If you or someone in your family is feeling under the weather, you'll want to determine their symptoms. If they are flu-like, Gershon says it's best to keep that person isolated in a room: Don't share meals or bedding, and avoid their dirty tissues or mucus. "Hard common surfaces in the home — everything from counters to TV remotes — are the target for immediate disinfecting. If you are not sure what to wipe, pay attention to the things you are touching in the household and put a sticky note on it to remind yourself where to clean." If you don't have immediate access to disinfectant wipes or sprays, you can make your own by mixing 1/4 of a cup of bleach with 2 and 1/4 cups of water, Gershon says.
Go to the hospital if your symptoms get worse.
Nearly every expert we consulted agreed: Don't immediately panic if you've fallen ill, as March is still considered a prime part of respiratory virus season, and many people could simply be mistaking symptoms of the common cold for early signs of coronavirus. That being said, the CDC lists the following symptoms as reasons that you should contact your primary doctor:
- Shortness of breath
More often than not, healthcare providers will tell you if you should seek official in-person treatment (they may even ask you to consider tele-health options first), says Lednicky.

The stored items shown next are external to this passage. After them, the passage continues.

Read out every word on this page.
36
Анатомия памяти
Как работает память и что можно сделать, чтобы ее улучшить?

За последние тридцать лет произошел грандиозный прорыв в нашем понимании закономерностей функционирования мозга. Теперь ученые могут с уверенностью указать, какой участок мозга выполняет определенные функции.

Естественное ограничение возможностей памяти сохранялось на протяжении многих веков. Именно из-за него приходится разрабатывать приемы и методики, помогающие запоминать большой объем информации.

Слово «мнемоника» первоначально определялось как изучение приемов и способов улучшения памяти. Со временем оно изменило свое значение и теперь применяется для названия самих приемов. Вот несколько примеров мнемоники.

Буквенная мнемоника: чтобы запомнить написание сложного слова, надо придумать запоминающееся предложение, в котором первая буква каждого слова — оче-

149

"If you have someone at home who has these symptoms and has been told to stay at home for now, the CDC recommends that you call the nearest emergency room if they are suddenly having difficulty breathing, as this may be a sign that the illness is worsening," says Gershon. For more information on when you should seek medical attention due to potential COVID-19 exposure, keep an eye on the CDC's official coronavirus status page, which can answer common questions and help you understand which symptoms may need immediate attention.
The bottom line: The coronavirus is something that should be taken seriously, but don't panic just yet. Follow the instructions above and seek professional medical attention if necessary.